Ważne jest aby docenić własne poglądy uczniów z zastrzeżeniem, że wolność słowa nie jest dowolnością.
„Nauczyciel pamięta, że pierwszymi i głównymi wychowawcami dzieci są rodzice, szanuje ich prawa oraz wspomaga w procesie wychowania”16
„Prawo -obowiązek rodziców do wychowania jest czymś istotnym i jako taki związany jest z samym przekazywaniem życia ludzkiego; jest on pierwotny i mający pierwszeństwo w stosunku do zadań wychowawczych innych osób, z racji wyjątkowości stosunku miłości łączącej rodziców i dzieci; wyklucza zastępstwo i jest niezbywalny, dlatego nie może być całkowicie przekazany innym, ani przez innych zawłaszczony.” Jan Paweł II 17
Rodzina jest środowiskiem człowieka, w którym dokonuje się socjalizacja pierwotna.
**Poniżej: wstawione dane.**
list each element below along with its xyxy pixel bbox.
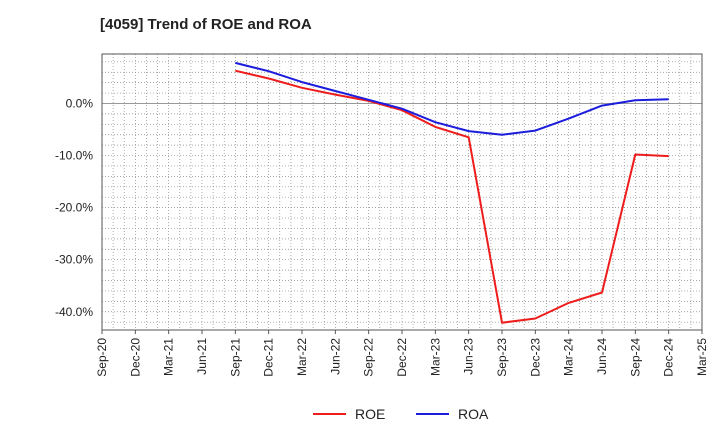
x-tick-label: Jun-22 [328,338,342,375]
x-tick-label: Mar-24 [562,338,576,376]
x-tick-label: Jun-23 [462,338,476,375]
y-tick-label: -10.0% [55,149,93,163]
x-tick-label: Jun-24 [595,338,609,375]
x-tick-label: Mar-25 [695,338,709,376]
legend-label-roe: ROE [355,406,385,422]
legend-label-roa: ROA [458,406,489,422]
x-tick-label: Sep-20 [95,338,109,377]
x-tick-label: Mar-23 [428,338,442,376]
chart-title: [4059] Trend of ROE and ROA [100,16,312,33]
x-tick-label: Dec-20 [128,338,142,377]
series-line-roa [235,61,669,136]
x-tick-label: Mar-22 [295,338,309,376]
y-tick-label: -20.0% [55,201,93,215]
x-tick-label: Dec-21 [262,338,276,377]
y-tick-label: 0.0% [66,96,94,110]
y-tick-label: -30.0% [55,253,93,267]
x-tick-label: Dec-22 [395,338,409,377]
x-tick-label: Sep-22 [362,338,376,377]
x-tick-label: Mar-21 [162,338,176,376]
x-tick-label: Dec-24 [662,338,676,377]
x-tick-label: Dec-23 [528,338,542,377]
x-tick-label: Sep-23 [495,338,509,377]
x-tick-label: Jun-21 [195,338,209,375]
x-tick-label: Sep-21 [228,338,242,377]
series-line-roe [235,69,669,324]
x-tick-label: Sep-24 [628,338,642,377]
y-tick-label: -40.0% [55,305,93,319]
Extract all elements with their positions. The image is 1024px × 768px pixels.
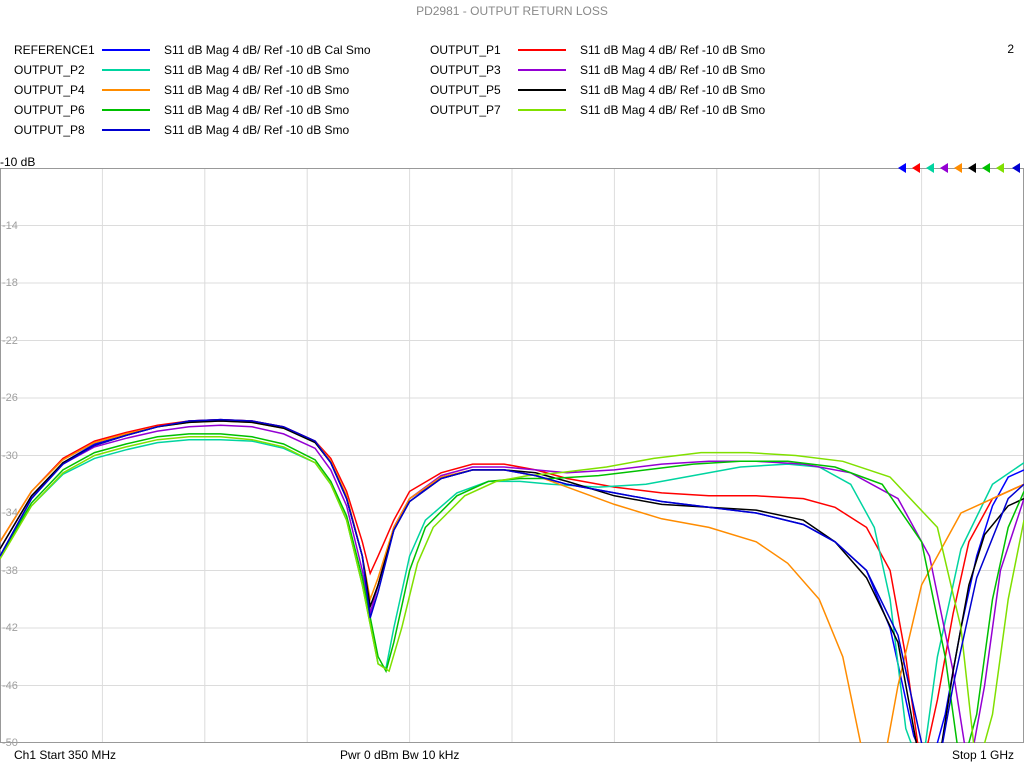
reference-marker-icon <box>954 163 962 173</box>
legend-entry-name: OUTPUT_P5 <box>430 83 518 97</box>
y-tick-label: -38 <box>2 565 18 577</box>
legend-entry-desc: S11 dB Mag 4 dB/ Ref -10 dB Smo <box>164 83 349 97</box>
legend-entry-desc: S11 dB Mag 4 dB/ Ref -10 dB Smo <box>164 103 349 117</box>
legend-swatch <box>102 129 150 131</box>
legend-entry-name: OUTPUT_P3 <box>430 63 518 77</box>
reference-marker-icon <box>968 163 976 173</box>
reference-marker-icon <box>1012 163 1020 173</box>
y-tick-label: -22 <box>2 335 18 347</box>
reference-marker-icon <box>898 163 906 173</box>
y-tick-label: -26 <box>2 392 18 404</box>
y-tick-label: -34 <box>2 507 18 519</box>
legend-swatch <box>102 109 150 111</box>
reference-marker-icon <box>926 163 934 173</box>
reference-marker-icon <box>982 163 990 173</box>
y-tick-label: -14 <box>2 220 18 232</box>
footer-start: Ch1 Start 350 MHz <box>14 748 116 762</box>
footer-stop: Stop 1 GHz <box>952 748 1014 762</box>
reference-marker-icon <box>912 163 920 173</box>
legend-swatch <box>102 89 150 91</box>
legend-swatch <box>102 69 150 71</box>
legend-entry-name: OUTPUT_P4 <box>14 83 102 97</box>
legend-entry-name: OUTPUT_P7 <box>430 103 518 117</box>
y-tick-label: -46 <box>2 680 18 692</box>
legend-entry-name: OUTPUT_P1 <box>430 43 518 57</box>
legend-entry-desc: S11 dB Mag 4 dB/ Ref -10 dB Smo <box>580 63 765 77</box>
legend-entry-desc: S11 dB Mag 4 dB/ Ref -10 dB Smo <box>580 43 765 57</box>
legend-entry-desc: S11 dB Mag 4 dB/ Ref -10 dB Cal Smo <box>164 43 371 57</box>
reference-marker-icon <box>940 163 948 173</box>
legend-entry-desc: S11 dB Mag 4 dB/ Ref -10 dB Smo <box>164 63 349 77</box>
y-tick-label: -30 <box>2 450 18 462</box>
legend-swatch <box>518 69 566 71</box>
legend-swatch <box>518 49 566 51</box>
reference-marker-icon <box>996 163 1004 173</box>
legend-entry-name: OUTPUT_P8 <box>14 123 102 137</box>
legend-entry-name: OUTPUT_P2 <box>14 63 102 77</box>
legend: REFERENCE1 S11 dB Mag 4 dB/ Ref -10 dB Ca… <box>14 40 1014 140</box>
legend-swatch <box>102 49 150 51</box>
legend-entry-desc: S11 dB Mag 4 dB/ Ref -10 dB Smo <box>580 83 765 97</box>
legend-entry-desc: S11 dB Mag 4 dB/ Ref -10 dB Smo <box>580 103 765 117</box>
legend-entry-name: REFERENCE1 <box>14 43 102 57</box>
y-tick-label: -18 <box>2 277 18 289</box>
legend-swatch <box>518 109 566 111</box>
legend-swatch <box>518 89 566 91</box>
reference-label: -10 dB <box>0 155 35 169</box>
legend-entry-desc: S11 dB Mag 4 dB/ Ref -10 dB Smo <box>164 123 349 137</box>
y-tick-label: -42 <box>2 622 18 634</box>
chart-title: PD2981 - OUTPUT RETURN LOSS <box>0 4 1024 18</box>
legend-entry-name: OUTPUT_P6 <box>14 103 102 117</box>
footer-power: Pwr 0 dBm Bw 10 kHz <box>340 748 459 762</box>
trace-number: 2 <box>1007 42 1014 56</box>
chart-plot <box>0 168 1024 743</box>
footer-bar: Ch1 Start 350 MHz Pwr 0 dBm Bw 10 kHz St… <box>0 748 1024 768</box>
Rodzice mają prawo wychowania dzieci według własnego uznania z zachowaniem norm obowiązujących w społeczeństwie. Współczesne rodziny czasami częściowo lub zupełnie nie wypełniają praw-obowiązków wobec dzieci. Wymagają od szkoły przejęcia odpowiedzialności za wychowanie ucznia. Szkoła może pełnić tylko funkcję wspomagającą. Czasami jednak dzieci są tak zaniedbane wychowawczo, że to właśnie szkoła przejmuje obowiązki rodziców .
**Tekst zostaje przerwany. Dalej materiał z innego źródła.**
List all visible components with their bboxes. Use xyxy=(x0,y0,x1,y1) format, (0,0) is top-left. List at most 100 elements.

Współpraca nauczycieli z rodzicami daje gwarancję na pomyślny rozwój ucznia, który czuje że obie strony współpracują dla jego dobra.
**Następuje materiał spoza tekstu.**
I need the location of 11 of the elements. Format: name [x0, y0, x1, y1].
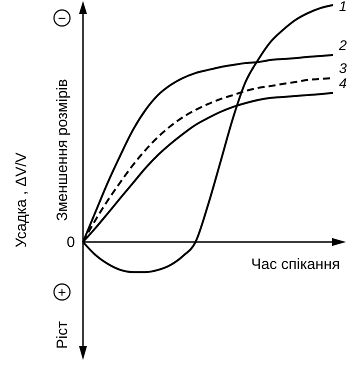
- text: Зменшення розмірів: [54, 79, 71, 221]
- y-axis-title: Усадка , ΔV/V: [13, 152, 30, 248]
- series-label: 4: [339, 74, 347, 91]
- series-label: 2: [338, 37, 347, 54]
- series-label: 3: [339, 60, 347, 76]
- text: 0: [66, 234, 75, 251]
- x-axis-title: Час спікання: [251, 256, 340, 273]
- text: +: [58, 284, 66, 300]
- text: −: [58, 10, 66, 26]
- series-label: 1: [339, 0, 347, 14]
- text: Ріст: [54, 321, 71, 349]
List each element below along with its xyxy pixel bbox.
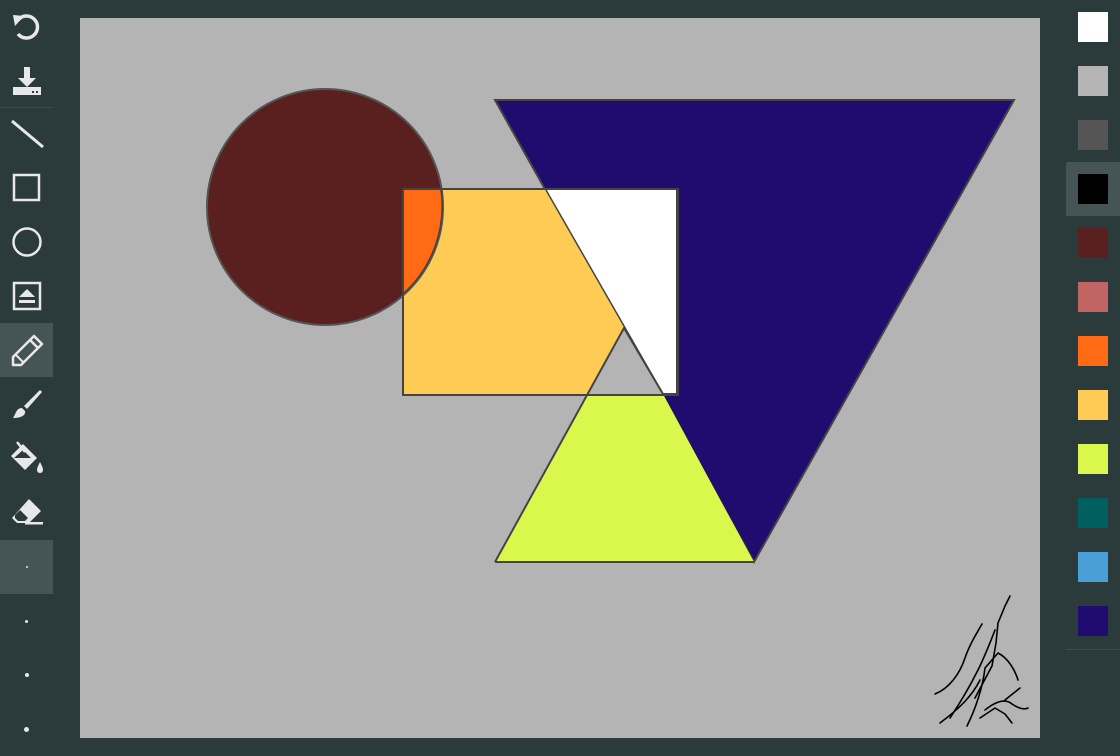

„Nauczyciel wraz z nadzorem pedagogicznym i innymi pracownikami oświaty powinien tworzyć zespół ludzi wspomagających się w realizacji wspólnego celu, jakim jest nauczanie i wychowanie. Tworzenie grup nacisku dla obrony własnych korzyści jest niemoralne”18
„….posługa nauczycieli …..jest prawdziwym apostolstwem, jak najbardziej odpowiednim i koniecznym, a równocześnie prawdziwą służbą na rzecz społeczeństwa.”19
Nauczyciel powinien mieć świadomość, że jest członkiem zespołu wychowawczego do którego obok niego należą rodzice, inni nauczyciele, władze oświatowe a także instytucje kulturalne. Powinien być nastawiony na współpracę z nimi. Dbać przede wszystkim o dobry klimat pracy w szkole. A jego warunkiem jest prawidłowa komunikacja interpersonalna i umiejętność rozwiązywania konfliktów.
Za nieetyczne uważam podważanie autorytetu drugiego nauczyciela ,rozpowszechnianie plotek przeciążanie pracą nauczycieli młodych, których należy otoczyć opieką.
Nauczyciela winna cechować duża kultura osobista. Powinien sumienne i rzetelne wypełniać swoje obowiązki.